No interregno dos fóruns mundiais, manifestações diversificadas foram se apresentando, mas não se registrou outra ação de tal porte. Em 2004 a Índia recebeu, modestamente mas com intensa participação popular, a convergência mundial. Em 2006 três fóruns ocorreram em três continentes.

O FSM flutua

Nesta cadência, o FSM, entretanto, flutua e passa a requerer uma orientação mais unitária e decidida que lhe atribua maior eficiência, eficácia e impacto nas suas decisões e ações, em especial quanto às mais profundas causas da extensa miséria, exclusão social e prejuízos irreparáveis aos ecossistemas ocasionadas pelo centro hegemônico do capitalismo. Trata-se aqui de efeitos que atingem bilhões de pessoas em todo o planeta.

De acordo com João Pedro Stédile, protagonista do MST, de todo modo ainda falta ação. “Não conseguimos ter um programa mais propositivo, não que o FSM tenha que ter um programa próprio, mas que neste espaço pudéssemos construir idéias mais unitárias que representem um acúmulo de forças. Também falhamos em construir dentro do Fórum espaços que possibilitassem ações de massa internacionais”.

Neste prumo, foram produzidas até hoje algumas orientações básicas, materializadas numa Carta de Princípios que, no entanto, funciona como referência geral ainda insuficiente para realizar o contraponto à ação predatória da soberba imperialista, à devastação do planeta e degradação da vida das suas populações.

“Mudar o mundo sem tomar o poder”?

Não obstante os avanços conquistados com a permanência do FSM, os interesses utilitaristas que se reúnem em Davos ainda se sentem confortáveis e sarcásticos diante de sua atual concepção de estrutura, seus impasses e idiossincrasias quanto à “partidarização dos movimentos sociais e do FSM” e à dúbia máxima que consiste em “mudar o mundo sem tomar o poder”.

Esta, num determinado aspecto, minimiza os efeitos mais generosos de um extraordinário encontro da humanidade ofendida, neutralizando as formidáveis potencialidades da ação coletiva e coordenada, inclusive ao vedar a possibilidade de um documento final unitário em cada uma de suas edições ou a constituição democrática de uma direção representativa de todas as linguagens da vivência opressiva.
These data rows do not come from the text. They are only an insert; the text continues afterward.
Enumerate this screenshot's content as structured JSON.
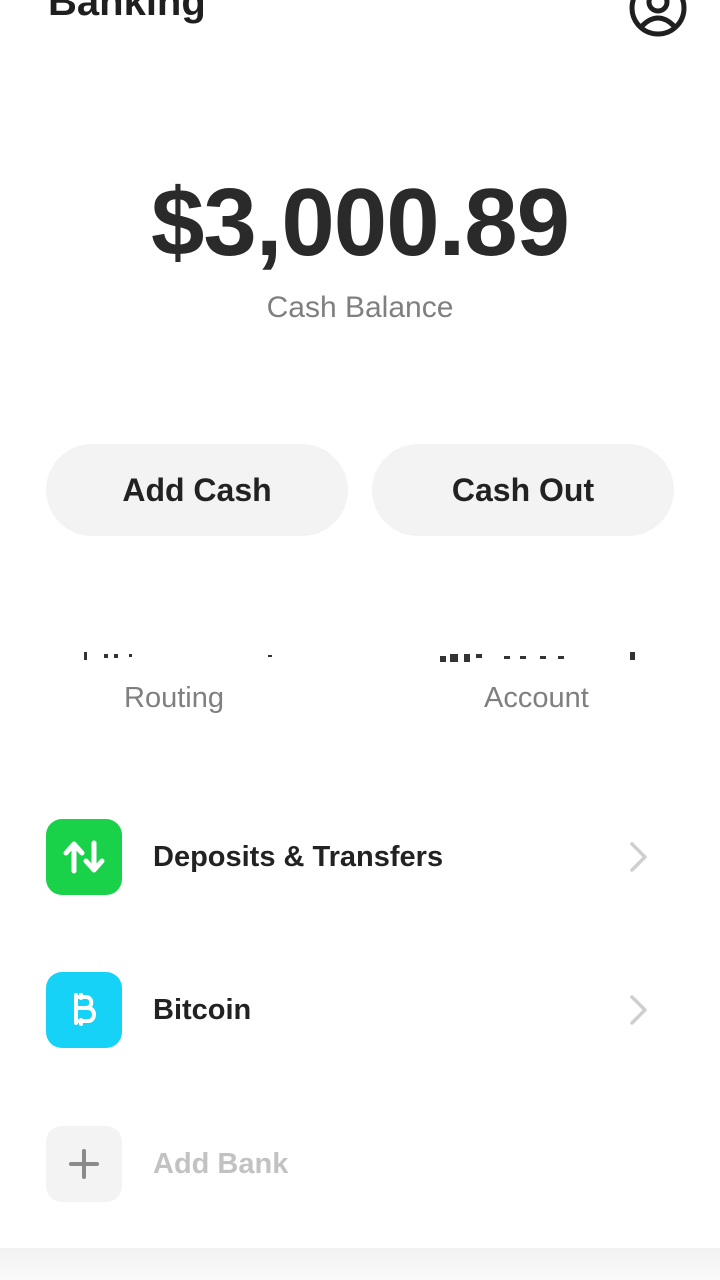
{
  "header": {
    "title": "Banking"
  },
  "balance": {
    "amount": "$3,000.89",
    "label": "Cash Balance"
  },
  "actions": {
    "add_cash": "Add Cash",
    "cash_out": "Cash Out"
  },
  "account_info": {
    "routing_label": "Routing",
    "account_label": "Account"
  },
  "menu": [
    {
      "label": "Deposits & Transfers",
      "icon": "arrows-up-down-icon",
      "color": "#1ad14a"
    },
    {
      "label": "Bitcoin",
      "icon": "bitcoin-icon",
      "color": "#17d2f7"
    },
    {
      "label": "Add Bank",
      "icon": "plus-icon",
      "color": "#f3f3f3"
    }
  ],
  "colors": {
    "accent_green": "#1ad14a",
    "bitcoin_blue": "#17d2f7",
    "muted_text": "#7f7f7f"
  }
}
Desse modo, o entendimento do que seja “respeito à diversidade” termina por inocular as ricas características proporcionadas pelo seu espectro heterogêneo — em comum, ameaçado pela ordem perversa do capitalismo em crise e, nessas condições, mais agressivo e espoliador de grandes contingentes de trabalhadores e de uma multidão crescente de miseráveis sem lugar algum no processo produtivo.

Impulso vital em pauta

No vácuo de equívocos que remanescem, um número expressivo destes, progressiva e diariamente, parte para “um outro mundo” que não é o socialismo ou de qualquer fronteira sonhada pelas mais belas, ponderáveis e reconhecidas utopias.
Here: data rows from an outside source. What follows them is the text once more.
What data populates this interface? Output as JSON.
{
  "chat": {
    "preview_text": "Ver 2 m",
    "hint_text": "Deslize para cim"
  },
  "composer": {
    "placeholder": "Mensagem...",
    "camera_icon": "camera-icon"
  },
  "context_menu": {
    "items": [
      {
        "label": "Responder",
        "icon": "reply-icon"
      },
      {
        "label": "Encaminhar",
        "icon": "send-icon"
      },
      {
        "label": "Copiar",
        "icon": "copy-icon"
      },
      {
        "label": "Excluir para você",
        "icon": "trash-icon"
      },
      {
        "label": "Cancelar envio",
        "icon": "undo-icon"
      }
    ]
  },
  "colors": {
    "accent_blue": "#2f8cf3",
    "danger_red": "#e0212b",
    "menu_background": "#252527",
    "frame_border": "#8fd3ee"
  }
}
É necessário hoje o impulso vital a um vigoroso movimento — firmemente direcionado ao objetivo de conter o vagalhão que busca submeter e naufragar a humanidade ao corrosivo e sem retorno estágio da barbárie.

*Luis Carlos Antero é Mestre em Sociologia, escritor e jornalista. No início anos 70 atuou no Jornal dos Esportes, O Globo, Última Hora e Diário de Noticias. Assessor parlamentar no Congresso Nacional desde 1995.